Harpooned is a video game by Australia-based Irish developer Conor O'Kane for Windows and Macintosh computers. It is a serious game which questions the Japanese government's claim that their whaling program is scientific in nature. The game's website describes Harpooned as a "Cetacean Research Simulator, where you play the role of a Japanese scientist performing research on whales around Antarctica".

==Gameplay==
The player controls a Japanese whaling vessel. The game opens with the instruction "Perform research on the whales by shooting them with your explosive harpoons". After killing a whale the ship collects its meat and the player is rewarded with a higher score for collecting more meat before a timer runs out, triggering a "scientific combo". At the end of each stage the player's ship offloads its meat onto a research vessel which then performs research on the meat, producing various whale-meat products such as pet-food and cosmetics. Additional discoveries are then announced highlighting the hypocrisy of killing vast numbers of whales in the name of science, such as "Juvenine whales are greatly reduced in number.
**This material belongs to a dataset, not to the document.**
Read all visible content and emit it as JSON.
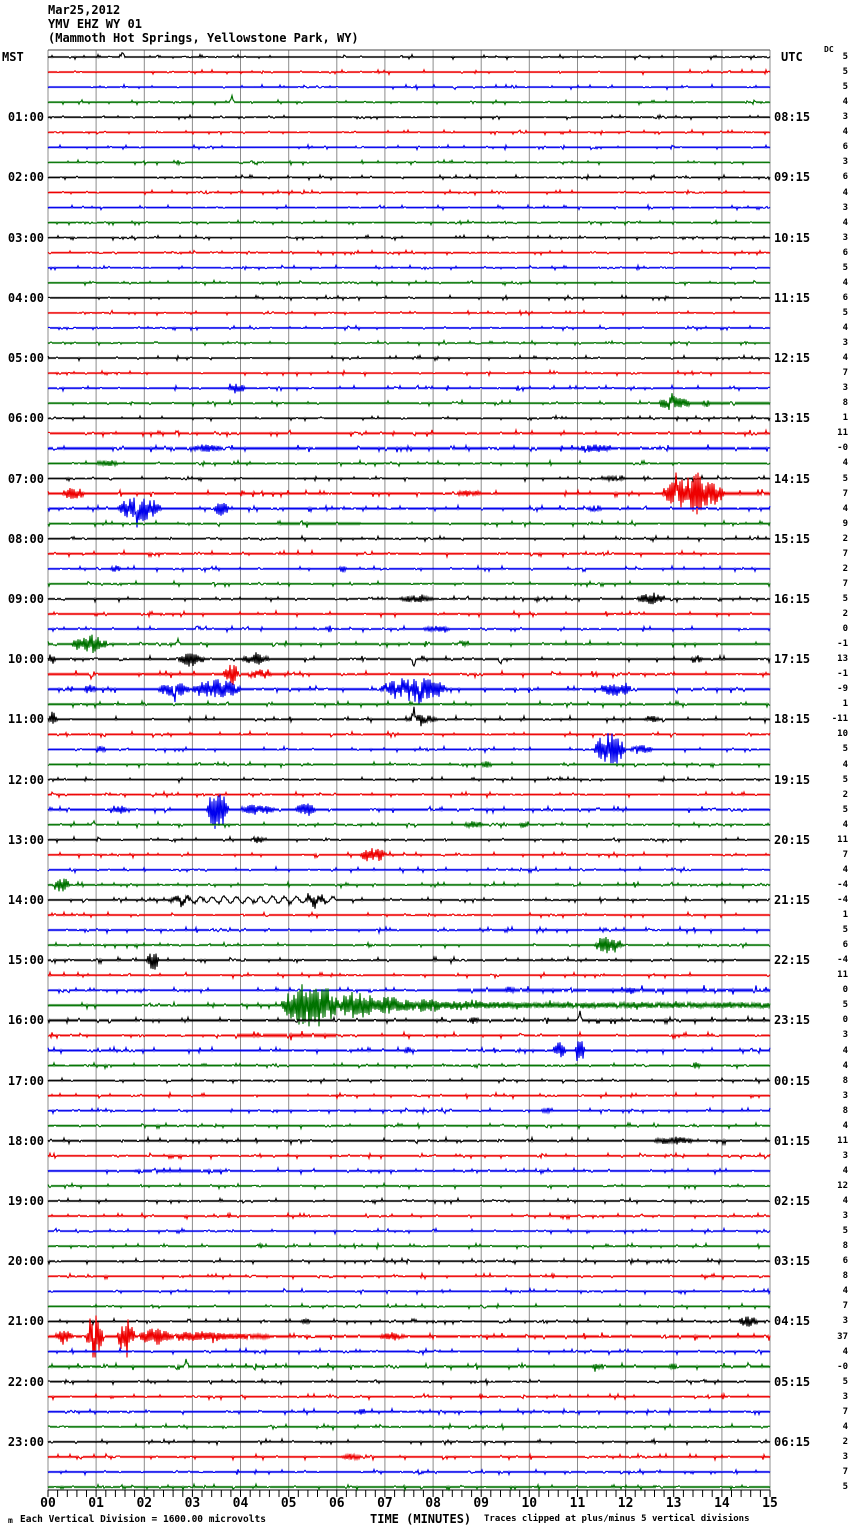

We must kill more pregnant female whales to determine the cause of this reduction".

Hazards that the player must avoid include icebergs, protestors and news helicopters.

The game does not have an ending, however after about fifteen minutes of play there are no more whales remaining and the player finds that they are sailing through the icebergs alone.

==Release==
Harpooned was first released in January 2008. In 2009 it was updated with new features. The 2009 update included an online leaderboard and the ability to capture protestors. This feature allowed players to recreate the capture of Sea Shepherd protestors Benjamin Potts and Giles Lane who were held on the Japanese whaling vessel the Yushin Maru No. 2 for two days during the 2008 Antarctic campaign.

==Reception==
Games For Windows Magazine said Harpooned is "...a darkly funny, quality shooter with a soundtrack that's both as sad and energetic as the game itself. This is actually the best possible kind of 'activist' game: one that succeeds not despite its message but because of it".
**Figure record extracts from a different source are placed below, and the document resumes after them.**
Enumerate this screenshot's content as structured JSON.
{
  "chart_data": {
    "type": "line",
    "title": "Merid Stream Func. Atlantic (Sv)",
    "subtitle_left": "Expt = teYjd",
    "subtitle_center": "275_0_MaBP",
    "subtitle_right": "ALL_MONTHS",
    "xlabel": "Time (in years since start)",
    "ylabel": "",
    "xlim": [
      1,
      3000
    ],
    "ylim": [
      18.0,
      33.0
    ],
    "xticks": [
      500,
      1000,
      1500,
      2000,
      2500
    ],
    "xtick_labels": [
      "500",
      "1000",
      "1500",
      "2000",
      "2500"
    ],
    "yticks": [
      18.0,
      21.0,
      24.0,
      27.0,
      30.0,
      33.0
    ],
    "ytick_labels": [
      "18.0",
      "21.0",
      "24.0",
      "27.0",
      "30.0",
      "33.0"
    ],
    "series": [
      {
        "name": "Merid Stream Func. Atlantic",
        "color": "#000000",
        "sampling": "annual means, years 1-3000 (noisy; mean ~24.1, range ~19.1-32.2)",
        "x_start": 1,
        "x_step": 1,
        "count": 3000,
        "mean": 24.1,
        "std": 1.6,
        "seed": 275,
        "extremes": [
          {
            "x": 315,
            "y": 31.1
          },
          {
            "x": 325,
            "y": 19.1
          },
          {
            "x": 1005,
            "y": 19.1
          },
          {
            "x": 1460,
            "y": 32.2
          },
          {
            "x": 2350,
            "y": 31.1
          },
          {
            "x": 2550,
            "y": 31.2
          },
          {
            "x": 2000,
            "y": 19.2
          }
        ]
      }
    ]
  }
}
Harpooned was featured on G4tv's Attack of the Show! as their Number one around the net on January 24, 2008. Olivia Munn said "This is the coolest protest ever... Besides getting the message across, it's actually a fun game".
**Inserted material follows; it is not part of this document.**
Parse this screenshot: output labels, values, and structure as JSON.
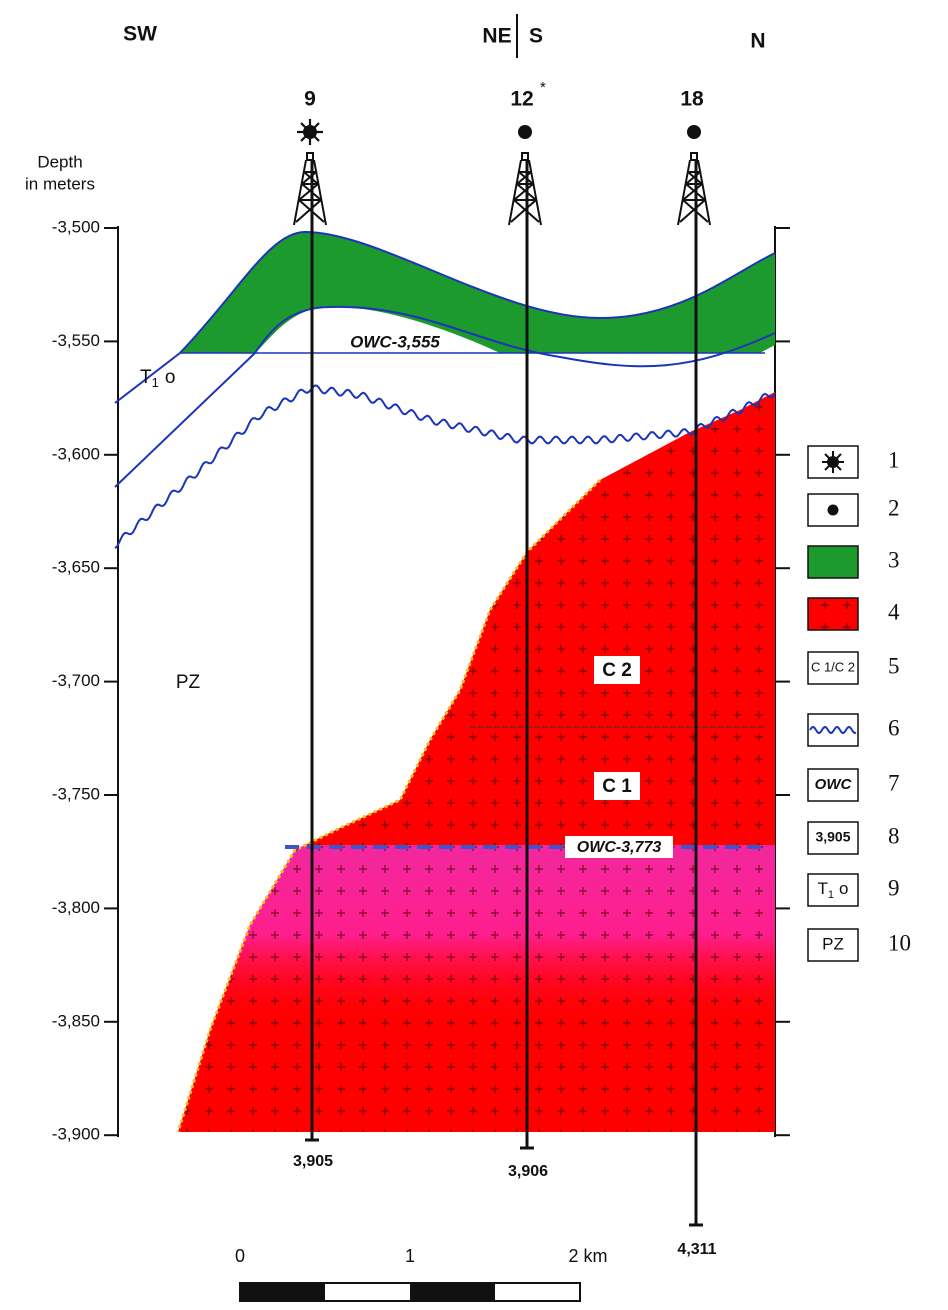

In a segment on serious games, ABC Television's Good Game show featured an interview with Conor O'Kane, the developer of Harpooned, where they said "Australian serious games aren't just limited to training either, we're also making some of the best social issue games that are taking important messages to the rest of the world."

David Wildgoose of Kotaku wrote "Politics and games rarely mix. But when you add biting satire, actual gameplay and loads and loads of blood, you get the genuinely entertaining Harpooned".

Derek Yu of TIGSource said "Harpooned is a socially conscious shoot 'em up that puts you at the helm of a Japanese whaling boat. It was created by artist Conor O'Kane as a criticism of the Japanese practice of "scientific whaling"... The game definitely argues its point well for the most part, and its message is bolstered by the fact that its production is fantastic and the actual gameplay is challenging and fun".